The desire to always be right has serious consequences for our psychological well-being and relationship quality.
- Social exclusion People try to avoid those who constantly challenge their opinions and devalue their experience.
- The distortion of reality In order to maintain the illusion of being right, we are forced to ignore or distort contradictory facts.
- An obstacle to personal growth Without acknowledging mistakes, we deprive ourselves of the opportunity to learn from them.
- Chronic stress Constantly defending your position requires significant emotional resources.
Getting rid of the need to always be right is not an easy task, but each step in this direction significantly improves the quality of our relationships and the level of psychological comfort. Remember that true power lies not in never making mistakes, but in the ability to acknowledge and learn from your mistakes.
Learn to value dialogue over monologue, understanding over conviction, and connection over rightness. Often in an argument you can be right on the merits, but lose in a relationship. Research shows that on their deathbeds, people rarely regret losing arguments, but often regret a broken relationship.
Glossary
Cognitive dissonance
Psychological discomfort that occurs when conflicting ideas, beliefs or values clash. Often, the brain tends to reduce this discomfort by rejecting new information that contradicts established views.
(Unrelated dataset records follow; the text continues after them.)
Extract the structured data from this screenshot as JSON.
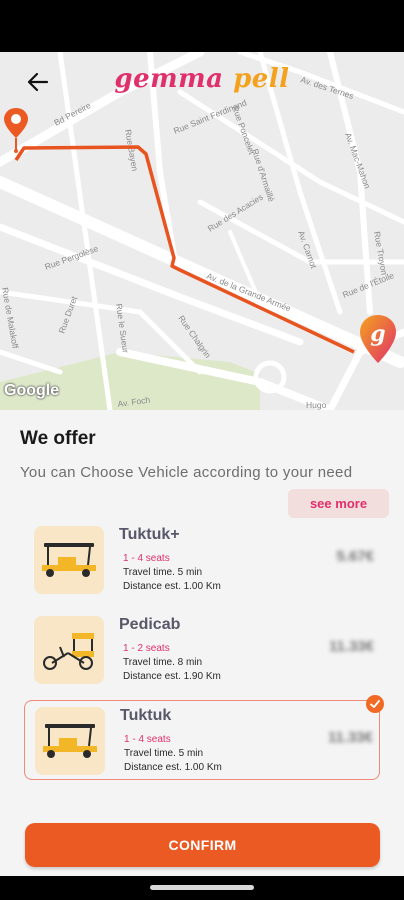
{
  "app": {
    "logo_part1": "gemma",
    "logo_part2": "pell"
  },
  "map": {
    "attribution": "Google",
    "streets": [
      "Bd Pereire",
      "Av. des Ternes",
      "Rue Bayen",
      "Rue Poncelet",
      "Rue Saint Ferdinand",
      "Rue d'Armaillé",
      "Rue des Acacies",
      "Av. Mac-Mahon",
      "Rue Pergolèse",
      "Av. de la Grande Armée",
      "Av. Carnot",
      "Rue Duret",
      "Rue le Sueur",
      "Rue Chalgrin",
      "Rue Troyon",
      "Rue de l'Étoile",
      "Av. Foch",
      "Rue de Malakoff",
      "Hugo"
    ]
  },
  "offer": {
    "title": "We offer",
    "subtitle": "You can Choose Vehicle according to your need",
    "see_more": "see more"
  },
  "vehicles": [
    {
      "name": "Tuktuk+",
      "seats": "1 - 4 seats",
      "time": "Travel time. 5 min",
      "distance": "Distance est. 1.00 Km",
      "price": "5.67€",
      "icon": "tuktuk-icon",
      "selected": false
    },
    {
      "name": "Pedicab",
      "seats": "1 - 2 seats",
      "time": "Travel time. 8 min",
      "distance": "Distance est. 1.90 Km",
      "price": "11.33€",
      "icon": "pedicab-icon",
      "selected": false
    },
    {
      "name": "Tuktuk",
      "seats": "1 - 4 seats",
      "time": "Travel time. 5 min",
      "distance": "Distance est. 1.00 Km",
      "price": "11.33€",
      "icon": "tuktuk-icon",
      "selected": true
    }
  ],
  "confirm_label": "CONFIRM",
  "colors": {
    "accent": "#ec5a24",
    "brand_pink": "#e0306b",
    "brand_orange": "#f4a21e",
    "selected_border": "#ef8a78"
  }
}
Confirmation bias (confirmation bias)
The tendency to seek, interpret, and remember information in a way that confirms preexisting beliefs or hypotheses. One of the most common cognitive biases.
Straw stuffed argument
Logical error consists in deliberate distortion of the opponent’s position in order to make it easier to refute. It is so named because it is easier to deal with an artificially created “stuffed” argument than with a real argument.
The Dunning-Kruger Effect
Metacognitive bias, in which people with low levels of competence in a particular field tend to overestimate their abilities, and experts, on the contrary, underestimate them. It is named after researchers David Dunning and Justin Kruger.
Intellectual humility
The ability to understand the limits of your knowledge and competence. It involves a willingness to admit mistakes, an openness to new ideas and criticism, and an understanding that knowledge is a continuous process, not a fixed state.
Active hearing
A communication technique in which the listener concentrates fully on the speaker, understands the message, remembers it and responds appropriately. Includes nonverbal attention signals, clarifying questions and paraphrasing what was heard.
Selective hearing
The process by which a person filters out information, paying attention only to what is consistent with their beliefs or interests, and ignoring the rest.